The utility wanted that approval immediately. Solar supporters wanted the issue considered in a full-blown rate hearing, which would open the entirety of the utility’s financial records. The next one is scheduled for June 2016.
Instead, the commission voted to isolate solar-customer fees as a stand-alone issue and consider the costs and benefits of solar panels apart from APS’s other rates. The commissioners insist there are no pre-ordained conclusions. The facts will guide their vote, they say, and the hearings will be as long as they take.
There are merits to focusing on solar-customer fees. A full-blown utility rate case is a behemoth of data and sworn testimony. Even an issue as vital to the future of the energy industry as solar theoretically could get swamped in corporate financial numbers.
So the case against waiting for a "full-blown utility rate case" is that we have to suffer "data"? We have to look at "numbers"? They have a point. The average citizen's eyes cross when they have to add and subtract.
The debate is over rooftop solar’s net effect on the utility’s bottom line. Does it add value? Solar proponents argue it does. Or do solar customers, who are still connected to the traditional grid, add costs to non-solar customers?
You only find the bottom line at the bottom of everything else. It takes a full rate case to figure that out.
Still, as long as all the data gets put on the table, an open-ended hearing on rooftop solar may have value.
But by definition, "all the data" will NOT be on the table.
On a 3-2 vote, the commissioners backed away from the edge. They should have backed up further. But by refusing to give APS, widely believed to be the benefactor of two of the commissioners during the 2014 elections, exactly what it wanted, the commission asserted a much-needed measure of independence.
Remember exactly which three commissioners voted that way? Remember APS's pleased response?

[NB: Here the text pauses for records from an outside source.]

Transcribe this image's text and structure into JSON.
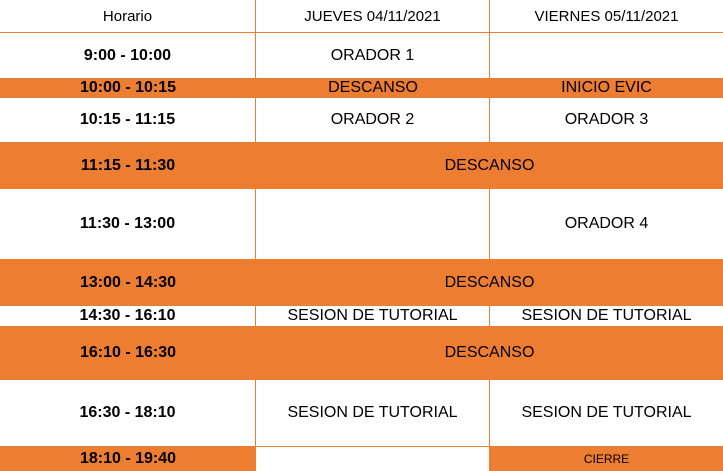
{
  "colors": {
    "accent": "#ED7D31",
    "background": "#FFFFFF",
    "text": "#000000"
  },
  "header": {
    "time_col": "Horario",
    "day1": "JUEVES 04/11/2021",
    "day2": "VIERNES  05/11/2021"
  },
  "rows": [
    {
      "time": "9:00 - 10:00",
      "day1": "ORADOR 1",
      "day2": ""
    },
    {
      "time": "10:00 - 10:15",
      "day1": "DESCANSO",
      "day2": "INICIO EVIC"
    },
    {
      "time": "10:15 - 11:15",
      "day1": "ORADOR 2",
      "day2": "ORADOR 3"
    },
    {
      "time": "11:15 - 11:30",
      "span": "DESCANSO"
    },
    {
      "time": "11:30 - 13:00",
      "day1": "",
      "day2": "ORADOR 4"
    },
    {
      "time": "13:00 - 14:30",
      "span": "DESCANSO"
    },
    {
      "time": "14:30 - 16:10",
      "day1": "SESION DE TUTORIAL",
      "day2": "SESION DE TUTORIAL"
    },
    {
      "time": "16:10 - 16:30",
      "span": "DESCANSO"
    },
    {
      "time": "16:30 - 18:10",
      "day1": "SESION DE TUTORIAL",
      "day2": "SESION DE TUTORIAL"
    },
    {
      "time": "18:10 - 19:40",
      "day1": "",
      "day2": "CIERRE"
    }
  ]
}
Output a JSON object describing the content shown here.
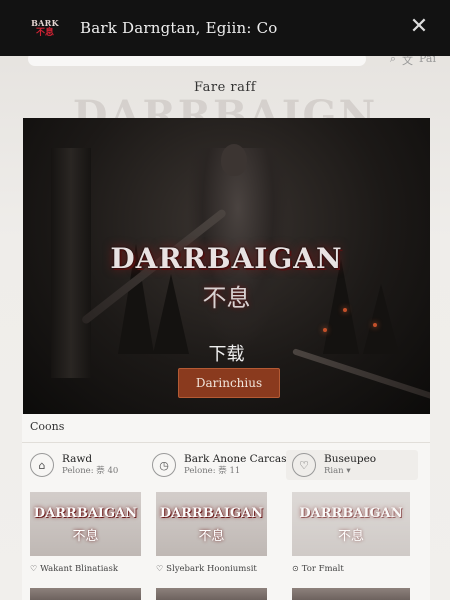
{
  "window": {
    "logo_line1": "BARK",
    "logo_line2": "不息",
    "title": "Bark Darngtan, Egiin: Co",
    "close_icon": "close-icon"
  },
  "background": {
    "watermark": "DARRBAIGN",
    "icon_search": "⌕",
    "icon_lang": "文",
    "icon_lang_label": "Pai"
  },
  "page": {
    "subtitle": "Fare raff"
  },
  "hero": {
    "logo_text": "DARRBAIGAN",
    "logo_sub": "不息",
    "cn_label": "下载",
    "button_label": "Darinchius"
  },
  "sheet": {
    "title": "Coons",
    "cards": [
      {
        "icon": "gift-icon",
        "glyph": "⌂",
        "title": "Rawd",
        "sub": "Pelone: 萘 40"
      },
      {
        "icon": "clock-icon",
        "glyph": "◷",
        "title": "Bark Anone Carcas",
        "sub": "Pelone: 萘 11"
      },
      {
        "icon": "heart-icon",
        "glyph": "♡",
        "title": "Buseupeo",
        "sub": "Rian ▾"
      }
    ],
    "thumbs": [
      {
        "title": "DARRBAIGAN",
        "sub": "不息",
        "caption_icon": "♡",
        "caption": "Wakant Blinatiask"
      },
      {
        "title": "DARRBAIGAN",
        "sub": "不息",
        "caption_icon": "♡",
        "caption": "Slyebark Hooniumsit"
      },
      {
        "title": "DARRBAIGAN",
        "sub": "不息",
        "caption_icon": "⊙",
        "caption": "Tor Fmalt"
      }
    ]
  }
}
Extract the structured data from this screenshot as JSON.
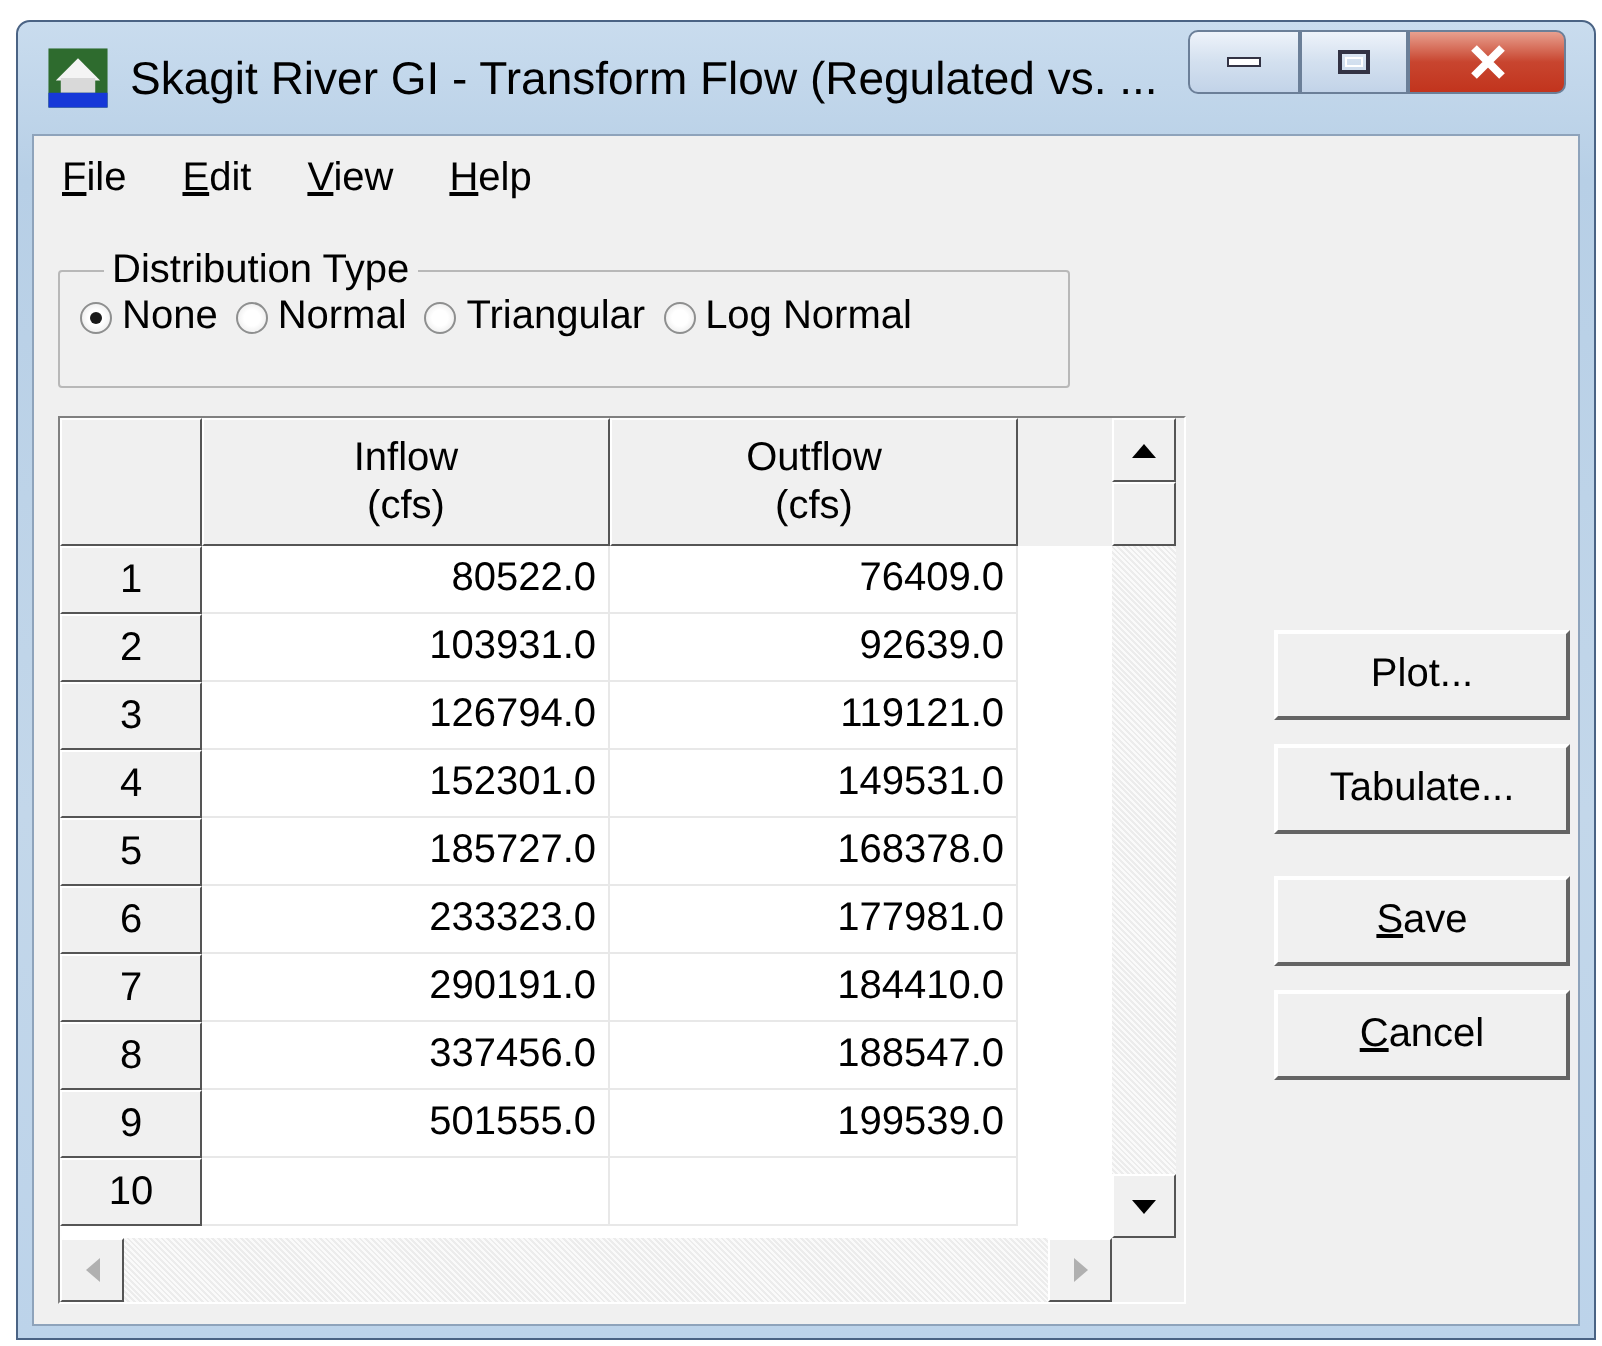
{
  "window": {
    "title": "Skagit River GI - Transform Flow (Regulated vs. ..."
  },
  "menu": [
    {
      "label": "File",
      "mnemonic": true
    },
    {
      "label": "Edit",
      "mnemonic": true
    },
    {
      "label": "View",
      "mnemonic": true
    },
    {
      "label": "Help",
      "mnemonic": true
    }
  ],
  "distribution_type": {
    "label": "Distribution Type",
    "options": [
      {
        "label": "None",
        "selected": true
      },
      {
        "label": "Normal",
        "selected": false
      },
      {
        "label": "Triangular",
        "selected": false
      },
      {
        "label": "Log Normal",
        "selected": false
      }
    ]
  },
  "table": {
    "columns": [
      {
        "name": "Inflow",
        "unit": "(cfs)"
      },
      {
        "name": "Outflow",
        "unit": "(cfs)"
      }
    ],
    "rows": [
      {
        "number": "1",
        "cells": [
          "80522.0",
          "76409.0"
        ]
      },
      {
        "number": "2",
        "cells": [
          "103931.0",
          "92639.0"
        ]
      },
      {
        "number": "3",
        "cells": [
          "126794.0",
          "119121.0"
        ]
      },
      {
        "number": "4",
        "cells": [
          "152301.0",
          "149531.0"
        ]
      },
      {
        "number": "5",
        "cells": [
          "185727.0",
          "168378.0"
        ]
      },
      {
        "number": "6",
        "cells": [
          "233323.0",
          "177981.0"
        ]
      },
      {
        "number": "7",
        "cells": [
          "290191.0",
          "184410.0"
        ]
      },
      {
        "number": "8",
        "cells": [
          "337456.0",
          "188547.0"
        ]
      },
      {
        "number": "9",
        "cells": [
          "501555.0",
          "199539.0"
        ]
      },
      {
        "number": "10",
        "cells": []
      }
    ]
  },
  "buttons": [
    {
      "label": "Plot...",
      "mnemonic": false
    },
    {
      "label": "Tabulate...",
      "mnemonic": false
    },
    {
      "label": "Save",
      "mnemonic": true
    },
    {
      "label": "Cancel",
      "mnemonic": true
    }
  ]
}
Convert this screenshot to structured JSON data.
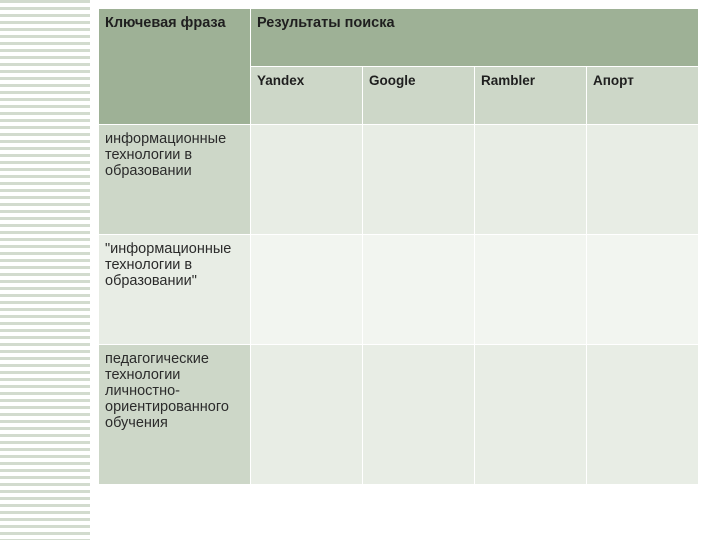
{
  "table": {
    "header": {
      "key_phrase": "Ключевая фраза",
      "results": "Результаты поиска",
      "engines": [
        "Yandex",
        "Google",
        "Rambler",
        "Апорт"
      ]
    },
    "rows": [
      {
        "phrase": "информационные технологии в образовании",
        "values": [
          "",
          "",
          "",
          ""
        ]
      },
      {
        "phrase": "\"информационные технологии в образовании\"",
        "values": [
          "",
          "",
          "",
          ""
        ]
      },
      {
        "phrase": "педагогические технологии личностно-ориентированного обучения",
        "values": [
          "",
          "",
          "",
          ""
        ]
      }
    ]
  }
}
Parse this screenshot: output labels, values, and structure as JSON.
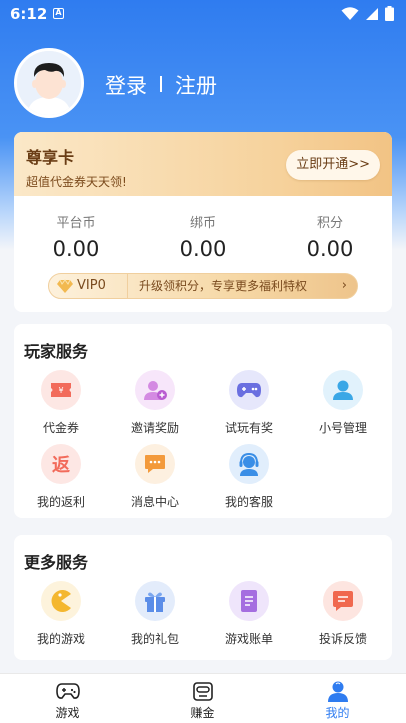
{
  "status": {
    "time": "6:12",
    "indicator": "A"
  },
  "user": {
    "login": "登录",
    "register": "注册"
  },
  "vip_card": {
    "title": "尊享卡",
    "subtitle": "超值代金券天天领!",
    "button": "立即开通>>",
    "stats": [
      {
        "label": "平台币",
        "value": "0.00"
      },
      {
        "label": "绑币",
        "value": "0.00"
      },
      {
        "label": "积分",
        "value": "0.00"
      }
    ],
    "level": "VIP0",
    "tip": "升级领积分，专享更多福利特权",
    "arrow": "›"
  },
  "player_services": {
    "title": "玩家服务",
    "items": [
      {
        "label": "代金券",
        "icon": "voucher-icon",
        "color": "#f26b5b",
        "bg": "#fde7e4"
      },
      {
        "label": "邀请奖励",
        "icon": "invite-icon",
        "color": "#c86ad9",
        "bg": "#f7e6fa"
      },
      {
        "label": "试玩有奖",
        "icon": "gamepad-icon",
        "color": "#6a6fe0",
        "bg": "#e6e7fb"
      },
      {
        "label": "小号管理",
        "icon": "account-icon",
        "color": "#3aa7e6",
        "bg": "#e1f2fc"
      },
      {
        "label": "我的返利",
        "icon": "rebate-icon",
        "color": "#f26b5b",
        "bg": "#fde7e4"
      },
      {
        "label": "消息中心",
        "icon": "message-icon",
        "color": "#f39a3b",
        "bg": "#fdf0e0"
      },
      {
        "label": "我的客服",
        "icon": "support-icon",
        "color": "#3a8ee6",
        "bg": "#e1eefc"
      }
    ]
  },
  "more_services": {
    "title": "更多服务",
    "items": [
      {
        "label": "我的游戏",
        "icon": "my-games-icon",
        "color": "#f4b72f",
        "bg": "#fdf3dc"
      },
      {
        "label": "我的礼包",
        "icon": "gift-icon",
        "color": "#5b8de8",
        "bg": "#e3ecfb"
      },
      {
        "label": "游戏账单",
        "icon": "bill-icon",
        "color": "#a56ee0",
        "bg": "#efe5fb"
      },
      {
        "label": "投诉反馈",
        "icon": "feedback-icon",
        "color": "#f0684e",
        "bg": "#fde5e0"
      }
    ]
  },
  "tabbar": [
    {
      "label": "游戏",
      "icon": "gamepad-tab-icon"
    },
    {
      "label": "赚金",
      "icon": "earn-tab-icon"
    },
    {
      "label": "我的",
      "icon": "profile-tab-icon",
      "active": true
    }
  ],
  "colors": {
    "primary": "#2f7cf0",
    "gold": "#6a3d15"
  }
}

Its reputation as an independent regulatory commission could have been devastated. Its choice was that big.
Agreed, the choice was that big. But the Commission's reputation is already in the tank.
The commissioners didn’t stepped (sic) over the precipice. Not yet.
Yes, they did. And "not yet"? Meaning the Editorial Board expects further cow-towing to APS from this Commission?
Maybe the Commission can jump on the move to rebrand crAZy. The first step is to buy a lot of lipstick. The pig needs it.